Stunting adalah permasalahan gizi kronis yang berakibat pada pendeknya balita. Seorang balita dinyatakan stunting dihitung dari hasil pengukuran tinggi badan sesuai dengan umur yang kurang dari 2SD berdasarkan standar WHO. Tidak hanya berakibat pada tinggi badan, kemampuan kognitif dan imunitas pada anak yang kurang baik juga menjadi dampak dari stunting.
Pada tahun 2018, Kementerian Kesehatan Republik Indonesia menyatakan bahwa 1 dari 3 balita Indonesia mengalami stunting. Pada tahun 2019, menurut Survei Status Gizi Balita Indonesia (SSGBI) angka stunting di Indonesia menurun sampai dengan 27,7%. Namun, hal ini masih jauh dari target Indonesia di tahun 2024 adalah menurunkan angka stunting sampai dengan 14%.
Sudah dua tahun berlalu, pandemi COVID-19 masih menghantui kita semua. Banyak hal yang harus dilakukan untuk menangani pandemi sehingga beberapa hal mulai tertinggal, salah satunya adalah permasalahan stunting.
Angka stunting di Indonesia diperkirakan akan naik kembali selama pandemi.
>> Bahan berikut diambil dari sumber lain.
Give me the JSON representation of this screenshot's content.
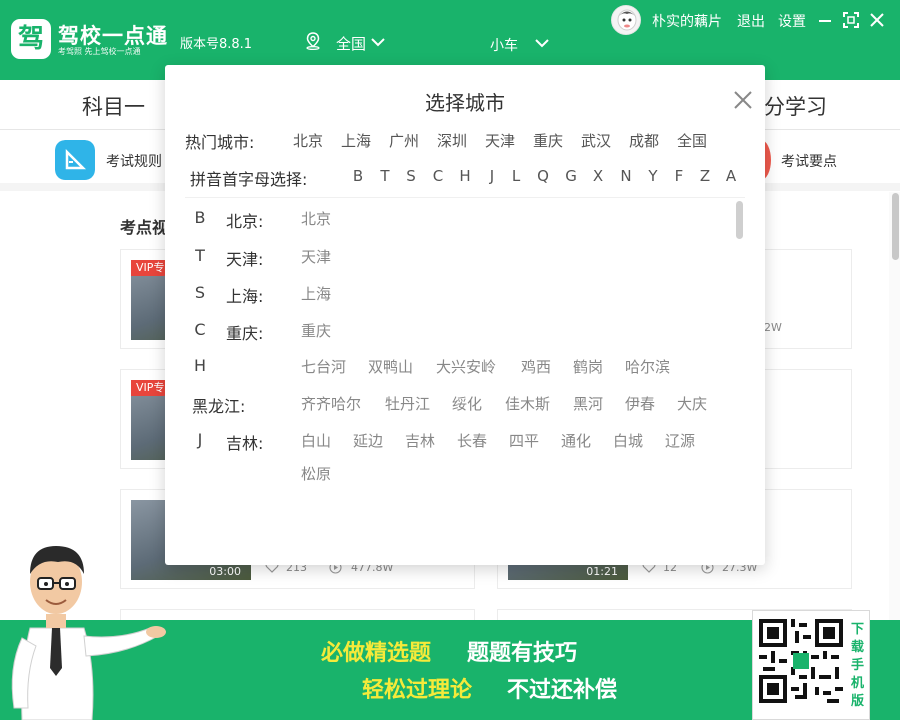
{
  "app": {
    "title": "驾校一点通",
    "logo_char": "驾",
    "slogan": "考驾照   先上驾校一点通",
    "version": "版本号8.8.1",
    "location": "全国",
    "vehicle": "小车",
    "username": "朴实的藕片",
    "logout": "退出",
    "settings": "设置",
    "brand_color": "#19b36b"
  },
  "subject_tabs": [
    "科目一",
    "分学习"
  ],
  "features": [
    {
      "label": "考试规则",
      "icon": "rules-icon",
      "color": "#2fb4e8"
    },
    {
      "label": "考试要点",
      "icon": "keypoints-icon",
      "color": "#ef5a4d"
    }
  ],
  "section_title": "考点视",
  "cards": [
    {
      "vip": "VIP专",
      "duration": "",
      "likes": "",
      "views": "2W"
    },
    {
      "vip": "VIP专",
      "duration": "",
      "likes": "",
      "views": ""
    },
    {
      "vip": "",
      "duration": "03:00",
      "likes": "213",
      "views": "477.8W"
    },
    {
      "vip": "",
      "duration": "01:21",
      "likes": "12",
      "views": "27.3W"
    }
  ],
  "banner": {
    "line1_a": "必做精选题",
    "line1_b": "题题有技巧",
    "line2_a": "轻松过理论",
    "line2_b": "不过还补偿",
    "download": [
      "下",
      "载",
      "手",
      "机",
      "版"
    ]
  },
  "modal": {
    "title": "选择城市",
    "hot_label": "热门城市:",
    "hot_cities": [
      "北京",
      "上海",
      "广州",
      "深圳",
      "天津",
      "重庆",
      "武汉",
      "成都",
      "全国"
    ],
    "pinyin_label": "拼音首字母选择:",
    "letters": [
      "B",
      "T",
      "S",
      "C",
      "H",
      "J",
      "L",
      "Q",
      "G",
      "X",
      "N",
      "Y",
      "F",
      "Z",
      "A"
    ],
    "rows": [
      {
        "letter": "B",
        "province": "北京:",
        "cities": [
          "北京"
        ]
      },
      {
        "letter": "T",
        "province": "天津:",
        "cities": [
          "天津"
        ]
      },
      {
        "letter": "S",
        "province": "上海:",
        "cities": [
          "上海"
        ]
      },
      {
        "letter": "C",
        "province": "重庆:",
        "cities": [
          "重庆"
        ]
      },
      {
        "letter": "H",
        "province": "",
        "cities": [
          "七台河",
          "双鸭山",
          "大兴安岭",
          "鸡西",
          "鹤岗",
          "哈尔滨"
        ]
      },
      {
        "letter": "",
        "province": "黑龙江:",
        "cities": [
          "齐齐哈尔",
          "牡丹江",
          "绥化",
          "佳木斯",
          "黑河",
          "伊春",
          "大庆"
        ]
      },
      {
        "letter": "J",
        "province": "吉林:",
        "cities": [
          "白山",
          "延边",
          "吉林",
          "长春",
          "四平",
          "通化",
          "白城",
          "辽源"
        ]
      },
      {
        "letter": "",
        "province": "",
        "cities": [
          "松原"
        ]
      }
    ]
  }
}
Adapun hubungan kenaikan angka stunting selama pandemi menurut beberapa faktor risiko terjadinya stunting diantara lain yaitu tingkat pendapatan yang rendah.
Menurut framework WHO, tingkat pendapatan yang rendah merupakan salah satu penyebab tidak langsung terjadinya stunting. Tingkat pendapatan yang rendah dapat menyebabkan beberapa penyebab langsung terjadinya stunting seperti faktor kesehatan ibu sebelum hamil maupun saat hamil yang kurang baik, faktor lingkungan yang kurang mendukung, dan makanan yang tidak cukup untuk anak.
Kementerian Koordinator Bidang Pembangunan Manusia dan Kebudayaan Republik Indonesia (KEMENKO PMK) menyatakan bahwa angka pengangguran dan kemiskinan meningkat selama pandemi sehingga diperkirakan bahwa angka stunting akan ikut naik. Hal ini menjadi salah satu kunci untuk mencegah angka stunting di Indonesia.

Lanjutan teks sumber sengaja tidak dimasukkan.